Unless I strenuously disabuse them of the notion, most students think
of a workshop as a democracy. This is not an entirely misguided idea,
since most workshop instructors (including me) encourage the feeling
that “we’re all in this together.” And, frankly, what else would a
workshop be if it weren’t a democracy? Everyone sitting around a table,
the instructor soliciting opinions, the attempt to reach consensus? I
usually say something like, “This is a democracy, but I always have 51
percent of the vote,” which is just a silly way to describe a process
that is, essentially, impossible to articulate. It reminds me of how
Churchill described democracy itself: the worst possible system, except
for all the others.
Too often, workshops are conducted as though providence will do the
magic of improving a student’s writing. There’s an idea, maybe, that
the middle way between all the suggestions made in class must be the
right way. I’m all in favor of providence, but what happens too often
is that workshops become Ouija board games where only the most
ham-fisted participants get to spell out their grandmothers’ names.
Even in a political system as bizarre as democracy, there still needs
to be leaders and followers.

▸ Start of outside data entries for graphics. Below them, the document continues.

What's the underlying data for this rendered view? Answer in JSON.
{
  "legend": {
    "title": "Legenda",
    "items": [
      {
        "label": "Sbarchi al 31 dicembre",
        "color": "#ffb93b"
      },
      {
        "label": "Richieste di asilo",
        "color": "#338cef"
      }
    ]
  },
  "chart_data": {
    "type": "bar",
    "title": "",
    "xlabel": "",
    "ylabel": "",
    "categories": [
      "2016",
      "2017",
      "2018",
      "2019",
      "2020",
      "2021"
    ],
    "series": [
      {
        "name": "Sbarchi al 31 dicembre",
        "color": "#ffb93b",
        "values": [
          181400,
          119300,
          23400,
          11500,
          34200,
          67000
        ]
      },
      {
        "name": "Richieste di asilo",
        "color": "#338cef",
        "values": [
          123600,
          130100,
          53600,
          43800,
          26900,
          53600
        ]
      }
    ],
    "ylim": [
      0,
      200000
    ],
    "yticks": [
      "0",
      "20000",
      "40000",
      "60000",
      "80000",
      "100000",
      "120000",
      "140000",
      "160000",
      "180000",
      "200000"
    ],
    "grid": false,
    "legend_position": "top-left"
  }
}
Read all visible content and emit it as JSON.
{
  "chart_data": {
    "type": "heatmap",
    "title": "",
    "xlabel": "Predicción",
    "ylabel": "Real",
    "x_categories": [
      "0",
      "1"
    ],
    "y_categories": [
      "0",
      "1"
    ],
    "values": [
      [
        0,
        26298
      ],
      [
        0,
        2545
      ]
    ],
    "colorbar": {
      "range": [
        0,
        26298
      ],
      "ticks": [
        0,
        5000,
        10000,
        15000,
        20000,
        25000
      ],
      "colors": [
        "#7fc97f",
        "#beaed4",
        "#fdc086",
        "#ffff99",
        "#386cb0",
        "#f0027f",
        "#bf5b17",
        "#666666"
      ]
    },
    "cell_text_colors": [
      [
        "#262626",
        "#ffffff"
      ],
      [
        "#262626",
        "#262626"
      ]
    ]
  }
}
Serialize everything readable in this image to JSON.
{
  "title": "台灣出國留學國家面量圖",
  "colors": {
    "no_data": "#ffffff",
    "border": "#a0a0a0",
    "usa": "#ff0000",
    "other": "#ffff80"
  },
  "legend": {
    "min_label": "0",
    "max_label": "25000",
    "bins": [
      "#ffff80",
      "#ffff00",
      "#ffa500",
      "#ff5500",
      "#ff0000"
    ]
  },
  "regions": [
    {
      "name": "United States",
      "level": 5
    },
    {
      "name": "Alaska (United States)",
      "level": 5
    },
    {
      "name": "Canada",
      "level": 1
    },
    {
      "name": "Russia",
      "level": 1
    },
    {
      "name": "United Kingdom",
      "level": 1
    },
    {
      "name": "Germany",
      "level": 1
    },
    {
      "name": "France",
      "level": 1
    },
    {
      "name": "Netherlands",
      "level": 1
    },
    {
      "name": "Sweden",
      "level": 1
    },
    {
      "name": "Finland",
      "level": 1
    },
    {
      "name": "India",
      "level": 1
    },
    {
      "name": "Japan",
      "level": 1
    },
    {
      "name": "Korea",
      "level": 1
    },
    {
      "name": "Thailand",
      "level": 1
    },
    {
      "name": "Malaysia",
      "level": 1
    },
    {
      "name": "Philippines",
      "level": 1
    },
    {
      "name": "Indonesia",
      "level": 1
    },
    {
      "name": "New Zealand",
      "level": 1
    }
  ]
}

Some voices should count more than others.
And if you don’t want these leaders to be only the richest or the
loudest or the most venal, then you have to build a system that’s less
democratic in some places than others. I’m just going to come out and
say it: The workshop instructor should be a dictator. Humble and
self-effacing, sure, but also absolutely convinced of her expertise.
This is so often not the case: The instructor is, rather, an arbiter of
disputes, a conveyor, anything but an expert. My own undergraduate
students are often shocked to find that I write too (“that’s so cool,
Professor Barden”), and if you think the situation is better in grad
school, think again: MFA candidates are more likely to know who their
instructors hang with than what they actually write (“she’s in that
McSweeney’s crowd, I think”).
When I was weathering graduate courses at Columbia University in the
late ’80s, a rather undistinguished tour through a war zone of
political correctness, I was hammered in one poetry workshop because I
wrote angry poems about sex. One young woman said, and I quote
verbatim, “It seems to me that the question is not whether this is a
good poem, but whether Dan should be allowed to write this kind of
poetry.” Now, what was remarkable about that moment in my life was not
the bland viciousness of her attack, nor the fact that I seemed to be
living in some bizarre cultural revolution in which the word fuck got
you sent to the provinces. No, the truly remarkable thing was that when
I looked to the head of the table at our workshop leader (I shouldn’t
tell you his name, but I’m still pissed—it was the poet Paul Muldoon)
and begged him with my eyes to enforce some kind of artistic or
intellectual sanity in the room, he just shrugged as if to say, “It’s
out of my hands, dude.”
In my life as a teacher, the thing that I’m most afraid of is cynicism.
My own, that is. I wouldn’t be able to sleep at night if my day job
consisted of pretending that graduate students actually know what
they’re doing. I would feel like a whore—there’s just no other good
word for it.
Come to think of it, whores are very democratic. They welcome everyone. But that’s also the problem with whores.
“What happens too often is that workshops become Ouija board games where only the most ham-fisted participants get to spell out their grandmothers’ names.”